Right around 2008, as the United States housing market was collapsing in on itself, something unusual happened in the Seattle Police Department: the year-to-year increases of SPD’s overtime budget started turning south, declining every year until 2012. Meanwhile, actual overtime expenditures merely hesitated before climbing faster than they had in years, budgets be damned.
In 2010, the two lines crossed. By 2015, overtime expenditures were roughly $25 million, while the department’s overtime budget was only $15 million.
Some of this can be blamed on the recession. Hiring all but froze as the city’s budget was squeezed. Now that Seattle is in its boom period, the department finds itself about 150 officers short of where it should be, according to an independent audit commissioned by the Seattle City Council. That’s a hard number to make up quickly, so of course overtime is going to jump.
But according to a report from the Seattle City Auditor’s Office released Monday, SPD hasn’t done enough to fix the problem. “Although some of these factors are outside of SPD’s control,” reads the report, “many are within SPD’s control. We identified significant gaps in SPD’s overtime internal controls that led to overtime errors and inefficiencies, including duplicate payments of overtime.”
According to the report, the average SPD employee brought home over $15,000 a year in overtime pay in 2014. That’s a little skewed — four employees billed the department for over $100,000 in overtime alone while 537 took less than $5,000. But the fact that nearly 100 employees charged over $50,000 in 2014 alone for overtime is certainly worth an eyebrow raise.
While the auditor’s office essentially gives the department a pass on overtime related to events and protests (a pass many community groups would not be so willing to give), it is blunt in its assessment of the systems behind overtime usage.
For one, if the department issued a more realistic overtime budget, it would mean less upfront money elsewhere in the department, but also less scandal over how much the department goes over its allotment. It’s a scenario in which either permission or forgiveness could be sought to surpass the budget, and one side always wins. Reads the report: “Many (SPD) section leaders view the overtime budget as ‘political’ and appear to lack motivation to be vigilant about trying to manage overtime hours within the budgeted levels.”

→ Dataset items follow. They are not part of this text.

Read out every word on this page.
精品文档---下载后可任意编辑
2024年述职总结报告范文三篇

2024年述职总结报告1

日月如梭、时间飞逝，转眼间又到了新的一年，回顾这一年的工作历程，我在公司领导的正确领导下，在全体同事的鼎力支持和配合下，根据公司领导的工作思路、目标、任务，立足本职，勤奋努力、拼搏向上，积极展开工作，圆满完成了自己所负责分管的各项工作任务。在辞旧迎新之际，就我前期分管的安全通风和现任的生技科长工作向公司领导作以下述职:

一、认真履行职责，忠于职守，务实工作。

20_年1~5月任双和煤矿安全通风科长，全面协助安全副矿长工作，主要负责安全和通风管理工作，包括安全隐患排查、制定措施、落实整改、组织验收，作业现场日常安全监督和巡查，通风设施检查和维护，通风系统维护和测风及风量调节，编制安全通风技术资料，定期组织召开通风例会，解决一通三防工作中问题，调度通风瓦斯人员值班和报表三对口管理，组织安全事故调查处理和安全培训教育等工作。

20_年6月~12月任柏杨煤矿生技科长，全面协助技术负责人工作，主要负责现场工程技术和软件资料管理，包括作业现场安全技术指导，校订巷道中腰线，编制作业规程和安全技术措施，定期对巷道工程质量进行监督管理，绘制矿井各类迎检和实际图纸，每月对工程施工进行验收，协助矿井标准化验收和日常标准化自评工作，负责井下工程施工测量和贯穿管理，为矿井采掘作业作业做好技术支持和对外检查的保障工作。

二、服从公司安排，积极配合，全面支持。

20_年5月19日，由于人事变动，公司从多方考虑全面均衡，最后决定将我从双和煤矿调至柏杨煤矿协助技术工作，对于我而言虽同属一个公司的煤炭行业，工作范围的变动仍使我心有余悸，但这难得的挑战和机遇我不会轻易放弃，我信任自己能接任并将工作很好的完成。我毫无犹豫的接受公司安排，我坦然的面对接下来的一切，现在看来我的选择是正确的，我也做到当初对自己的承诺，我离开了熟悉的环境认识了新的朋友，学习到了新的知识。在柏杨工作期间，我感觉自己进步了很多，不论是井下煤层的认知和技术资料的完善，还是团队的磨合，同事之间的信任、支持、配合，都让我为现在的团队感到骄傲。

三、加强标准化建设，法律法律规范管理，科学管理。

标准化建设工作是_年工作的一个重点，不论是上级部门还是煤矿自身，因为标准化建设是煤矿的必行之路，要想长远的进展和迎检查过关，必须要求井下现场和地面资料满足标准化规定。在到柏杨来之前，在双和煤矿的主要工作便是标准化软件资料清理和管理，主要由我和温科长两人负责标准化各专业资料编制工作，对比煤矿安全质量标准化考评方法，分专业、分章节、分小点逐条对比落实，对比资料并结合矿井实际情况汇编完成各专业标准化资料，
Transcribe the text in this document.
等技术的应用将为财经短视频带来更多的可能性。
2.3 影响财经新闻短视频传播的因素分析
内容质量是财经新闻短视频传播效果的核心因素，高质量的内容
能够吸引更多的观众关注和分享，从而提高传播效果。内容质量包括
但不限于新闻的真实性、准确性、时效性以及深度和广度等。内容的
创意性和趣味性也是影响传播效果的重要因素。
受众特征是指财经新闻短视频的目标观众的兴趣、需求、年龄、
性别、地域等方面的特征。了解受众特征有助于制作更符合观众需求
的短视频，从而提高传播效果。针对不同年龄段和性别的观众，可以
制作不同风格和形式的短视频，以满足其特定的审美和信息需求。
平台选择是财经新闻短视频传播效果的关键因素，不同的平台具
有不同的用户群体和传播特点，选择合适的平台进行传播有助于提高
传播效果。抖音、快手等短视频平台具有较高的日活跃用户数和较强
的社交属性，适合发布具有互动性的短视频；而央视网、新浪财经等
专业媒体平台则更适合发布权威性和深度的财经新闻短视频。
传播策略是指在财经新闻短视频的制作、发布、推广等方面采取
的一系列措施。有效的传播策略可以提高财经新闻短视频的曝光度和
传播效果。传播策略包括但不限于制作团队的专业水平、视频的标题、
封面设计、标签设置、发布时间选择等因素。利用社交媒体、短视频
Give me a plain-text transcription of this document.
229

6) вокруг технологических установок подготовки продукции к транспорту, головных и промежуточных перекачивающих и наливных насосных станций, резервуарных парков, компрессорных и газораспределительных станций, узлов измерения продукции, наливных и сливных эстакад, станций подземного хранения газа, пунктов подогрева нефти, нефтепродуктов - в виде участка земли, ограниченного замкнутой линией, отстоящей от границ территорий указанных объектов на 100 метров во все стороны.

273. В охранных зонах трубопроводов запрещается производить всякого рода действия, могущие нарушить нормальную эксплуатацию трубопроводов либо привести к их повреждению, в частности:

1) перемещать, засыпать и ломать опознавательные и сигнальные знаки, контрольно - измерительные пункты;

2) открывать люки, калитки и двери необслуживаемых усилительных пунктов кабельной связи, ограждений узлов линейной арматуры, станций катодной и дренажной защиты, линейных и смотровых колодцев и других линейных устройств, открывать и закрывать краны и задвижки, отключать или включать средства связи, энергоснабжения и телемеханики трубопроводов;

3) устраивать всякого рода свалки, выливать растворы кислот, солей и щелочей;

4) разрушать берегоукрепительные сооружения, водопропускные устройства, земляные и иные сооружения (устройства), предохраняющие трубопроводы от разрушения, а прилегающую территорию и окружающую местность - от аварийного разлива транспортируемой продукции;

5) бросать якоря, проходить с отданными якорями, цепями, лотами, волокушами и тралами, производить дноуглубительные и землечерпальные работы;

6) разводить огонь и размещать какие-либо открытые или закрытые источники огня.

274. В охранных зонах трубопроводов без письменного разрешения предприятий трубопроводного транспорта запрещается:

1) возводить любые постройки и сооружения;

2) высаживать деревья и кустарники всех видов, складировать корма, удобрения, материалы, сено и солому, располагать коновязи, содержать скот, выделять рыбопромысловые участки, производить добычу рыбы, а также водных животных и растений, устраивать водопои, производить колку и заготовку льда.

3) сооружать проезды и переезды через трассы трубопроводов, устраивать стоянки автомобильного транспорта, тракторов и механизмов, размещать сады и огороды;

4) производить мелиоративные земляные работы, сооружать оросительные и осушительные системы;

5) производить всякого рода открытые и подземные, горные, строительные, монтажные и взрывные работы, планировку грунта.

Additionally, the department is severely lacking in its policies for administering and approving overtime. There is no specific set of circumstances guiding superiors for when to approve overtime. And when an employee goes to record those hours, there are two systems for marking those hours, occasionally causing confusion and repeat billing.
The report’s recommendations are, essentially, do a better job at all of the above: be more clear about when overtime is justified, keep better track of hours and scheduling, budget more realistically, track how often employees are working second jobs (for concerns of fatigue), provide better analytics, and plan events more consistently.
Perhaps the most intriguing suggestion is that SPD convert some amount of sworn peace officer positions to civilian jobs. This proposal has been bumping around other corners of police reform for a while and this report affirms it. Civilians can charge overtime as well, but it’s usually not as expensive. For example, sworn officers currently staff the Background Unit, which does background checks, and the Office of Professional Accountability, where investigators examine complaints against officers. This suggestion would almost certainly need to be introduced into negotiations with the police unions, which are already well underway.
The audit’s results “are not unexpected”, according to SPD’s Chief Operating Officer Brian Maxey. He essentially agrees with nearly all the report’s criticisms, although he hedges his concurrence with pledges that SPD has already begun to make progress.
“The audit confirmed what I think we have suspected,” says Councilmember Tim Burgess over the phone. “The internal protocols, systems, record keeping are in dire need of reform.”
For Burgess — a member of the search committee that hired Chief O’Toole and strong advocate on her behalf — this is the raison d’etre for the new-ish chief. “[The City Council has] been very consistent with Chief O’Toole: clean up that department. These systems should have been in place years ago. What Kathy has discovered to her chagrin is they’re just not there.”
In a department that awarded four individuals over $100,000 in overtime over just a year, there will no doubt be pushback in introducing new strictness to the system. But as the auditor’s report makes clear, the department will never live within its means without it.